Odieux hier, il me gratifie aujourd'hui d'un faussement chaleureux "merci Laurent pour ce matin", compliment assorti d'une tape sur l'épaule. C'est bien mon chien.
Entre le petit-déjeuner professionnel de mon patron ce matin, rendez-vous auquel je devais théoriquement me consacrer entièrement, entre un tournage pour une émission débile d'une chaîne pour pré-ados au cervelet flasque, tournage pour lequel je préparais et servais cafés et jus de fruits, entre les bagages et les clients hollandais qui me remerciaient pour la voiture, le séjour, ma conversation et mon sourire, rien que ça, entre les fausses Saoudiennes irritant le personnel (de la femme de chambre au directeur) au point que tout le monde les avait vite surnommées "les Moches" ou "les Grosses".

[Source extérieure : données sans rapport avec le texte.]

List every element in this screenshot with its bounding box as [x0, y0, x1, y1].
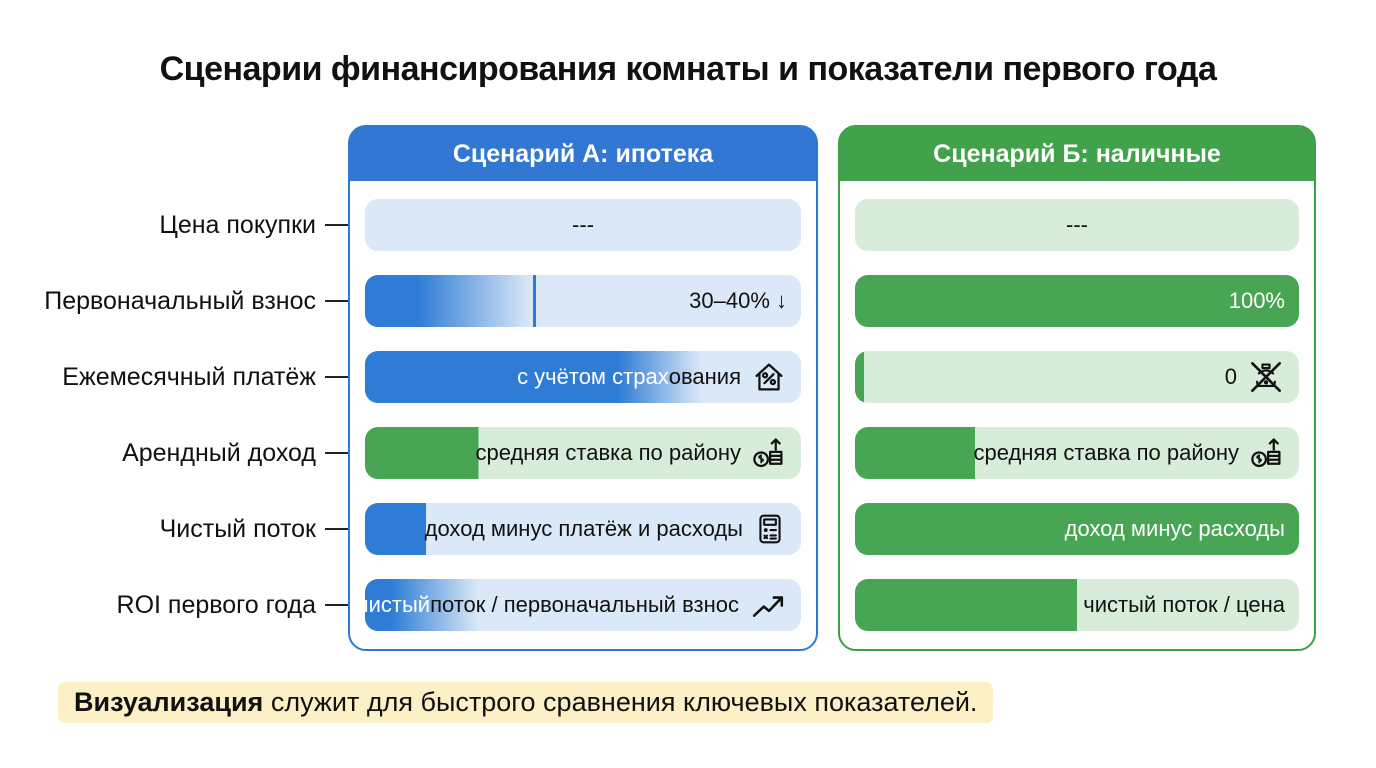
connector-line	[325, 376, 352, 378]
bar-a-rental-income: средняя ставка по району	[365, 427, 801, 479]
bar-value: 100%	[1228, 288, 1285, 313]
bar-b-purchase-price: ---	[855, 199, 1299, 251]
footnote-text: служит для быстрого сравнения ключевых п…	[263, 687, 978, 717]
bar-a-monthly-payment: с учётом страх ования	[365, 351, 801, 403]
bar-value: ования	[668, 364, 741, 389]
metric-label-text: Первоначальный взнос	[44, 286, 316, 315]
bar-value: 30–40% ↓	[689, 288, 787, 313]
connector-line	[325, 224, 352, 226]
bar-b-net-flow: доход минус расходы	[855, 503, 1299, 555]
coins-up-icon	[1251, 438, 1281, 468]
house-percent-icon	[755, 363, 783, 391]
footnote-highlight: Визуализация	[74, 687, 264, 717]
coins-up-icon	[753, 438, 783, 468]
bar-value: ---	[572, 212, 594, 237]
no-payment-icon	[1251, 362, 1281, 392]
bar-value: чистый поток / цена	[1083, 592, 1285, 617]
scenario-a-body: --- 30–40% ↓ с учётом страх ования средня…	[350, 181, 816, 649]
trend-up-icon	[752, 596, 784, 617]
metric-label-net-flow: Чистый поток	[0, 503, 352, 555]
bar-value: доход минус расходы	[1064, 516, 1285, 541]
bar-b-down-payment: 100%	[855, 275, 1299, 327]
metric-label-purchase-price: Цена покупки	[0, 199, 352, 251]
metric-label-rental-income: Арендный доход	[0, 427, 352, 479]
metric-label-text: Чистый поток	[159, 514, 316, 543]
bar-value: средняя ставка по району	[475, 440, 741, 465]
scenario-b-header: Сценарий Б: наличные	[840, 127, 1314, 181]
connector-line	[325, 604, 352, 606]
footnote: Визуализация служит для быстрого сравнен…	[58, 682, 994, 723]
metric-label-text: Ежемесячный платёж	[62, 362, 316, 391]
bar-b-monthly-payment: 0	[855, 351, 1299, 403]
threshold-marker	[532, 275, 536, 327]
bar-a-net-flow: доход минус платёж и расходы	[365, 503, 801, 555]
scenario-b-panel: Сценарий Б: наличные --- 100% 0 средняя …	[838, 125, 1316, 651]
metric-label-text: Арендный доход	[122, 438, 316, 467]
metric-labels: Цена покупки Первоначальный взнос Ежемес…	[0, 199, 352, 631]
bar-value: с учётом страх	[517, 364, 669, 389]
connector-line	[325, 452, 352, 454]
scenario-a-panel: Сценарий А: ипотека --- 30–40% ↓ с учёто…	[348, 125, 818, 651]
bar-value: доход минус платёж и расходы	[424, 516, 743, 541]
bar-b-roi: чистый поток / цена	[855, 579, 1299, 631]
bar-a-purchase-price: ---	[365, 199, 801, 251]
metric-label-text: ROI первого года	[116, 590, 316, 619]
metric-label-text: Цена покупки	[159, 210, 316, 239]
metric-label-down-payment: Первоначальный взнос	[0, 275, 352, 327]
bar-value: средняя ставка по району	[973, 440, 1239, 465]
metric-label-monthly-payment: Ежемесячный платёж	[0, 351, 352, 403]
scenario-b-body: --- 100% 0 средняя ставка по району	[840, 181, 1314, 649]
metric-label-roi: ROI первого года	[0, 579, 352, 631]
bar-b-rental-income: средняя ставка по району	[855, 427, 1299, 479]
page-title: Сценарии финансирования комнаты и показа…	[159, 50, 1217, 88]
bar-value: поток / первоначальный взнос	[430, 592, 739, 617]
bar-value: ---	[1066, 212, 1088, 237]
calculator-icon	[759, 514, 781, 544]
bar-value: 0	[1224, 364, 1237, 389]
bar-value: чистый	[365, 592, 431, 617]
bar-a-down-payment: 30–40% ↓	[365, 275, 801, 327]
scenario-a-header: Сценарий А: ипотека	[350, 127, 816, 181]
connector-line	[325, 528, 352, 530]
bar-a-roi: чистый поток / первоначальный взнос	[365, 579, 801, 631]
connector-line	[325, 300, 352, 302]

La charmante réceptionniste me confie ce matin. "Tu sais quel âge elles ont ?" Je leur aurais facilement donné 75 ans. Eh bien, sur leur passeport, elles en affichaient vingt de moins. Je rétorque à ma collègue : "Ah ! tout s'explique, la méchanceté, ça laisse des traces." Parlant couramment l'arabe, elle me met dans la confidence, me raconte les horreurs que profèrent ces dames. A l'égard de leurs servantes. "Séparez-nous les lits au maximum. Vous comprenez, je ne peux quand même pas respirer le même air que ma servante philippine."
Evitant soigneusement leur regard pour ne pas les servir, justement, je m'avance vers un client plus aimable. Il me demande où et comment faire livrer dans la demi-heure des fleurs. Inutile de me dire à qui est destinée la faveur. J'ai remarqué. Ce serait à l'attention de la charmante réceptionniste sus-mentionnée. J'invite discrètement le client à me rejoindre à l'étage inférieur (je prends l'ascenseur et lui les escaliers) afin que nous procédions aux préparatifs. Oui ce serait possible. Oui je me chargerais de les faire livrer à la demoiselle. Combien, quoi, où, comment, et n'oubliez pas le petit carton avec la mention "de la part de". Un quart d'heure plus tard, je signale à ma collègue en grande conversation avec le directeur que je m'en vais faire une course pour les Italiennes de la chambre 305. Ils n'ont pas le loisir de me questionner sur les tenants et les aboutissants, j'ai déjà enfilé mon manteau, je suis déjà sur les Champs-Elysées à la recherche d'un fleuriste.
Franchissant le perron d'un fleuriste du 8e arrondissement de Paris, je sais, je sens que la livraison me sera refusée. Il est presque 19h. J'attends patiemment. J'admire les roses, les hortensias en provenance d'Amérique du Sud, j'élabore un scénario. Mon client doit être satisfait. Je ne peux livrer moi-même le bouquet. "Ah non, monsieur, pas de chance, notre livreur a terminé sa tournée." Je parlemente. J'enjolive. Et j'obtiens ce que je veux. La fleuriste compose le bouquet. Je règle. Et le patron de la boutique me propose le siège passager de sa voiture et me conduit jusqu'à l'hôtel. Nous papotons. Il me dépose à dix mètres, il livre les roses. Je patiente deux minutes et fais mine d'arriver de ma fausse course pour les Italiennes de la chambre 305, ignorant la livraison et la surprise de ma collègue.